NASA astronaut Sally Ride will speak at the third annual Colorado Global Climate Conference for high school students – sponsored by the Colorado State University Center for Multiscale Modeling of Atmospheric Processes – on April 14 at the Colorado Convention Center in Denver.
The goal of the conference is to educate, inspire, and to empower students to be informed citizens on global climate issues.
In a letter welcoming participants, Gov. Bill Ritter said, "As the leaders of the future, it is imperative that they see firsthand the issues that will directly affect our state and nation in the coming years."
Each participant will attend three breakout sessions on such topics as:
-Acting It Out: Climate Change and Theater
-Colorado Carbon Fund
-How do People React to Climate Change?
-The Science of Climate Change
-Engines for Change: Envirofit
-Climate Change for All, More Pain for Some: Fairness in Climate Change
Pre-registration is $15 per participant for students in grades 9-12 and their chaperones. Payments should be postmarked no later than April 8. Registration after April 8 is $20 at the event. For complete registration information, go to http://cmmap.colostate.edu/scienceEd/cgcc09/register.php.

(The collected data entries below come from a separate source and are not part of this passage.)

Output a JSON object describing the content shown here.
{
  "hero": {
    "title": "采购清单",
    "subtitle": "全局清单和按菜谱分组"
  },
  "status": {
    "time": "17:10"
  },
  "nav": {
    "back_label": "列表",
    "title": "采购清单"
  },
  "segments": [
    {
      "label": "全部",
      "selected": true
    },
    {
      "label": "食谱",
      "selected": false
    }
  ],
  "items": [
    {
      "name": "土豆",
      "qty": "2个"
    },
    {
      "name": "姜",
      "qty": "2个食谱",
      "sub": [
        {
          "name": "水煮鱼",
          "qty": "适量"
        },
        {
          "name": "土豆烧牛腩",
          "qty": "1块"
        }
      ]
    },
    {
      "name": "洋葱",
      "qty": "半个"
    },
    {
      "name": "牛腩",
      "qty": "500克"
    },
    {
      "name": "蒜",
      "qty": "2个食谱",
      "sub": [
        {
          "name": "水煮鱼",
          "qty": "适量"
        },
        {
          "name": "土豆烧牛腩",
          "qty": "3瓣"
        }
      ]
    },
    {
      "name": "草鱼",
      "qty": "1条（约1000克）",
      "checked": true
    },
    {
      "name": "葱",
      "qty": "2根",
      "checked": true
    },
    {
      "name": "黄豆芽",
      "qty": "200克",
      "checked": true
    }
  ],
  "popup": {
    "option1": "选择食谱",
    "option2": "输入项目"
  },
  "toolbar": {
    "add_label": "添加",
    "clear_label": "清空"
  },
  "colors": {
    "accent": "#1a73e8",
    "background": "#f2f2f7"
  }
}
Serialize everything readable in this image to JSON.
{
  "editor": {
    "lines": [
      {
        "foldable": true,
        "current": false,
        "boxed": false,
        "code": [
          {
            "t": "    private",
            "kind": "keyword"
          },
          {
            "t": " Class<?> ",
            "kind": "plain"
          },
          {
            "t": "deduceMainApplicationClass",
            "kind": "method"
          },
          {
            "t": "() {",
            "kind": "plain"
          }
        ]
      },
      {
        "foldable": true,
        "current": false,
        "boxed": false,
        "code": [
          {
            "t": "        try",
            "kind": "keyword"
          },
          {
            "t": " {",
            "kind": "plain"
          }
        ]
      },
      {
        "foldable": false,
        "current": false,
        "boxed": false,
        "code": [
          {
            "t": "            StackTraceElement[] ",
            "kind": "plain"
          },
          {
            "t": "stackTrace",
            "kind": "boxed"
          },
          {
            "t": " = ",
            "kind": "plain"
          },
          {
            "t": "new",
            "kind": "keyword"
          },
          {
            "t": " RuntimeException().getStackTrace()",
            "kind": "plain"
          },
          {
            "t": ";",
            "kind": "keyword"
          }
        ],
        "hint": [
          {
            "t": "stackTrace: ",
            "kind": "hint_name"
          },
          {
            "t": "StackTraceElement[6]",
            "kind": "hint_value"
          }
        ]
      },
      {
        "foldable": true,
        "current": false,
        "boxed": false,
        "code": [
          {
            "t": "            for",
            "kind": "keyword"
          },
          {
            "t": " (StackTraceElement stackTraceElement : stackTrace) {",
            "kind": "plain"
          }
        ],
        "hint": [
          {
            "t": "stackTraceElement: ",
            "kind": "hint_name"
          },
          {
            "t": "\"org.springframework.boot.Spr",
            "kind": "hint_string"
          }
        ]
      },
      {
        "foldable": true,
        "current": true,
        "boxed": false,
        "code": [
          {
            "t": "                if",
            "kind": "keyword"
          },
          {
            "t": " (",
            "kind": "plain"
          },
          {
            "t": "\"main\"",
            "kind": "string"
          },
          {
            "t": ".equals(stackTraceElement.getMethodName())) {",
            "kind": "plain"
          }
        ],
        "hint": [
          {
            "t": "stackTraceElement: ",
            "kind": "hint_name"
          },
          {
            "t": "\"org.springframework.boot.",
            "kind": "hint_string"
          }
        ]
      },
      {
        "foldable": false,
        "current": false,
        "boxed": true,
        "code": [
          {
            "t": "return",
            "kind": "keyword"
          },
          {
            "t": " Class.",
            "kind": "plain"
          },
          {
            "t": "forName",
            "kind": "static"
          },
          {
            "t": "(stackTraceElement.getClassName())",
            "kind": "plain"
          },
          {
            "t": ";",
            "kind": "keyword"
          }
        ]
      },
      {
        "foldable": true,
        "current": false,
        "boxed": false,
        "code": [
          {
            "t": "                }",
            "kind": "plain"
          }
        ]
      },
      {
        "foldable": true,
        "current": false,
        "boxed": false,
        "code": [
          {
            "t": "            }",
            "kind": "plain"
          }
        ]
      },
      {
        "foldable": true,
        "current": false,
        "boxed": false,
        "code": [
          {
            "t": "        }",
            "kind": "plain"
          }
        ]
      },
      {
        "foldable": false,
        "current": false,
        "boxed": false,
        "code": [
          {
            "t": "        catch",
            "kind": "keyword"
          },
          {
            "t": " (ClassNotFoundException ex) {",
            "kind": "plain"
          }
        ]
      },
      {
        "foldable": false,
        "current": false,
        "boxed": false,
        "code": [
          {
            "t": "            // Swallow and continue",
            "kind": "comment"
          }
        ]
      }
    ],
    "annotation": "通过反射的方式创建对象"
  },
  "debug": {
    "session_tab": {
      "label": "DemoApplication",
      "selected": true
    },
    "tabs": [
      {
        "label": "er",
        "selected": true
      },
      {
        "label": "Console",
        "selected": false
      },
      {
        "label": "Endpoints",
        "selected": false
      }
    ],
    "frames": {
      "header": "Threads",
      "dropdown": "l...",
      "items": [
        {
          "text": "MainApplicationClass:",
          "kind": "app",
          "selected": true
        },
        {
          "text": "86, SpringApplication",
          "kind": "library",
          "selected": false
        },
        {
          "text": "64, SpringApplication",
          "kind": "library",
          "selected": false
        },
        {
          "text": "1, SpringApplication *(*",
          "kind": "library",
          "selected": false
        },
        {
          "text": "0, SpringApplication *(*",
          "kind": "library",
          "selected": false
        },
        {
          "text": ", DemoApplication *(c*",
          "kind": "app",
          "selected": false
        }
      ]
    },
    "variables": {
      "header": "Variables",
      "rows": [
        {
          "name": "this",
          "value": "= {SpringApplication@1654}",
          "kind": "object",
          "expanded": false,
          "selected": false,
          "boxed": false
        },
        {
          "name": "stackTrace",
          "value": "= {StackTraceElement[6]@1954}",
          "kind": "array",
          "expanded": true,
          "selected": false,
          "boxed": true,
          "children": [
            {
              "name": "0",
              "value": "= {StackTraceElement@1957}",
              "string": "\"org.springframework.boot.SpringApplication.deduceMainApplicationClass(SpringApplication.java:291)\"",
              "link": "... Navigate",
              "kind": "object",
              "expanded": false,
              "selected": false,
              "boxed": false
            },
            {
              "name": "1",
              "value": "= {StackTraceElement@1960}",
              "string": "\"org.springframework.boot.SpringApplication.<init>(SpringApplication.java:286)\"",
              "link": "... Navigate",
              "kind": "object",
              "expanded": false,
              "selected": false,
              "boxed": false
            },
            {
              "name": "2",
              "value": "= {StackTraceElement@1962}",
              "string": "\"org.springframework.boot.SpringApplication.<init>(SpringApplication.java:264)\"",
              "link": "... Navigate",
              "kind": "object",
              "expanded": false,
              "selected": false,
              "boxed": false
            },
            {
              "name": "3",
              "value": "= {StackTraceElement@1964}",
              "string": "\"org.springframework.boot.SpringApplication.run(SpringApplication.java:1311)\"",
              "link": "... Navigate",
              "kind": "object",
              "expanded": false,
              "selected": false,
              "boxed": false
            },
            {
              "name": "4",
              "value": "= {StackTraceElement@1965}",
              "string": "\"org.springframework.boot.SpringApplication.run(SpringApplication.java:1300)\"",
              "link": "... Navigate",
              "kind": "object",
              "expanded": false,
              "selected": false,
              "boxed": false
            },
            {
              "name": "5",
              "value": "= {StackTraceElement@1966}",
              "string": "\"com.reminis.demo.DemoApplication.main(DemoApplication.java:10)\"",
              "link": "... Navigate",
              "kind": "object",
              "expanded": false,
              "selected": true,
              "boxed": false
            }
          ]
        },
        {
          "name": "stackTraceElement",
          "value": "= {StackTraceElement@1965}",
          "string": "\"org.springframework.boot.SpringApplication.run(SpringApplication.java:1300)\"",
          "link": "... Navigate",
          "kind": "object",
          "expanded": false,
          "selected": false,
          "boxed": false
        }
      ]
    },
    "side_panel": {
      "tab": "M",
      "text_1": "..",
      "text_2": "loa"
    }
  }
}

Ride, a former NASA astronaut and the first American woman in space, is the president and CEO of Sally Ride Science, and a professor emeritus at the University of California, San Diego. Sally Ride Science is an innovative company dedicated to supporting girls’ and boys’ interests in math, science and technology, through their programs and publications.
The Colorado State conference is the third by the Center for Multiscale Modeling of Atmospheric Processes, a $19 million, National Science Foundation Science and Technology Center for cloud modeling based in the Department of Atmospheric Science. The center, which is directed by Professor David Randall, aims to build climate models that will more accurately depict cloud processes and improve climate and weather forecasting for scientists around the world. Last year’s event drew hundreds of high school students and featured a keynote speech by NASA astronaut Piers Sellers.